Tam 42 yıldır Türkiye’de sektörün gelişimine katkıda bulunan Grünberg, Almanya’nın büyük markalarından Bosch Siemens (BSH) Ev Aletleri’nin Türkiye’de yaptığı yatırımların da öncülüğünü yaptı. Grünberg, 15 yıldır BSH Türkiye İcra Kurulu Üyesi olarak yürüttüğü görevi 1 Ocak itibariyle bırakıyor. Roni Grünberg ve BSH Türkiye ve Bölge CEO’su Norbert Klein ile bir araya geldik. Roni Grünberg’e veda ederken BSH Türkiye’deki yeni yapılanma kararlarını da dinledik. BSH Bosch, Siemens ve Profilo markaları ile beyaz eşya pazarında Arçelik’ten sonra yüzde 30 payla ikinci sırada yer alan, 3500 bayiisi, Türkiye’de 6 fabrikası, 8 bin çalışanı ile önemli bir oyuncu. Türkiye’deki büyümenin mimarlarından Grünberg’e ilk sorumuz tabii ki “Neden bırakıyorsunuz?” oluyor. “Yoruldum” diye başlıyor Grünberg. Geçen ay genç yaşta eşini kaybetmiş, çok sarsılmış. 16 yaşında olan oğlu ile daha fazla vakit geçirmek istediğini söylüyor.
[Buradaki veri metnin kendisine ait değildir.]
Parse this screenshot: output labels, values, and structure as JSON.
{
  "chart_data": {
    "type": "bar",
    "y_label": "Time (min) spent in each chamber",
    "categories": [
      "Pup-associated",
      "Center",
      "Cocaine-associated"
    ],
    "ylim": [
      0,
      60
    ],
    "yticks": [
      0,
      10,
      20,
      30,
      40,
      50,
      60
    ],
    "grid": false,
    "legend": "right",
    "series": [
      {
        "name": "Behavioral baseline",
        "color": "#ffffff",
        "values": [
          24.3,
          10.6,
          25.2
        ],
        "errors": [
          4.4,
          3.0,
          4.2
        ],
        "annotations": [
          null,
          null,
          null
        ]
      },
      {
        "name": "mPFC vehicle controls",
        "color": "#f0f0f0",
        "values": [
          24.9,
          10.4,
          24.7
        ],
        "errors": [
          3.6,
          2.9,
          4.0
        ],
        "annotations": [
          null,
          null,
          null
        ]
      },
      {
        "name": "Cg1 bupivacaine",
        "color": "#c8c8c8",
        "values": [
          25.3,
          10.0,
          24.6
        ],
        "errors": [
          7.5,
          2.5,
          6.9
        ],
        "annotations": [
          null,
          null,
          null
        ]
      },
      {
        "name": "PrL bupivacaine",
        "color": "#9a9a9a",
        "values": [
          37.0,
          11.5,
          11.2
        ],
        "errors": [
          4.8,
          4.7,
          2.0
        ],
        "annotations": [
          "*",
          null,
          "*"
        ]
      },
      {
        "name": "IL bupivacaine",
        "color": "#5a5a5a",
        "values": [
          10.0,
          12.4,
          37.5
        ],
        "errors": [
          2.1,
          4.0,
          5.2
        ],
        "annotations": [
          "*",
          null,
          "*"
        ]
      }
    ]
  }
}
15 yıl boyunca Türkiye’de başarılı olduklarını anlatıyor ve “Ciro 5 kat, personel 4 kat, pazar payı 2 kat arttı” diyor. Grünberg icra kurulundan ayrılırken, 15 yıldır Türkiye olan CEO Klein’ın da görevi değişiyor. Türkiye, Ortadoğu, Afrika, Bağımsız Devletler Topluluğu Bölge Başkanı ve Türkiye Yönetim Kurulu üyesi olan Klein’ın görevini ise Gökhan Sığın alıyor. Roni Grünberg ve Norbert Kleinla pazardaki son gelişmeleri de konuşuyoruz. Şunları söylüyorlar: “2015-2016 iyi yıllardı. 2017 ise muhteşem bir yıl oldu. Beyaz eşya sektörü adet bazında yüzde 15 büyüdü. BSH olarak biz de aynı oranda büyüdük. Ama ciro bazında yüzde 25 büyüdük. TL 2017’de yüzde 27 değer kaybetti. Zam yapmak zorunda kaldık. ÖTV indirimi ise tüketici talebini diri tuttu. Bu sayede rekor büyüdük.”
ÖTV DESTEĞİ SÜRMELİ
ÖTV uygulamasının kalkması ile birlikte tüketimde durgunluğun başladığını söyleyen Klein, 2018’de pazarda daralma beklediklerini ekliyor. 2018 öngörüleri de şöyle: “TL değer kaybının ardından ÖTV de kalkınca yüzde 33 gibi bir fiyat artışıyla karşı karşıya tüketici. 2018’de toplam pazarda yüzde 5 büyüme bekliyoruz. Üretimde yerlileştirmeyi arttırmak istiyoruz ancak yerli hammadde de dolar ve euro ile alınıyor. Dövizde artış karşısında fiyatları sabit tutmamız mümkün değil. ÖTV desteği sürerse durgunluk olmaz. Desteksiz olmaz.” BSH’nin Türkiye pazarına önem verdiğini söyleyen Klein, üretim konusunda Türk işçisinden çok memnun olduklarını söylüyor. Dünya çapındaki 41 üretim tesisinin en büyüğü Çerkezköy’de bir çatı altında 6 fabrikaya sahip BSH’nin büyümek istediğini ancak fiziksel imkan olmadığını da belirtiyor. BSH’nin geleceğe yönelik hedefi Afrika’da büyümek. Bugün en büyük pazarı Çin, Türkiye ise dördüncü sırada. Klein, “Uzun vadede organik büyümek istiyoruz” diyor.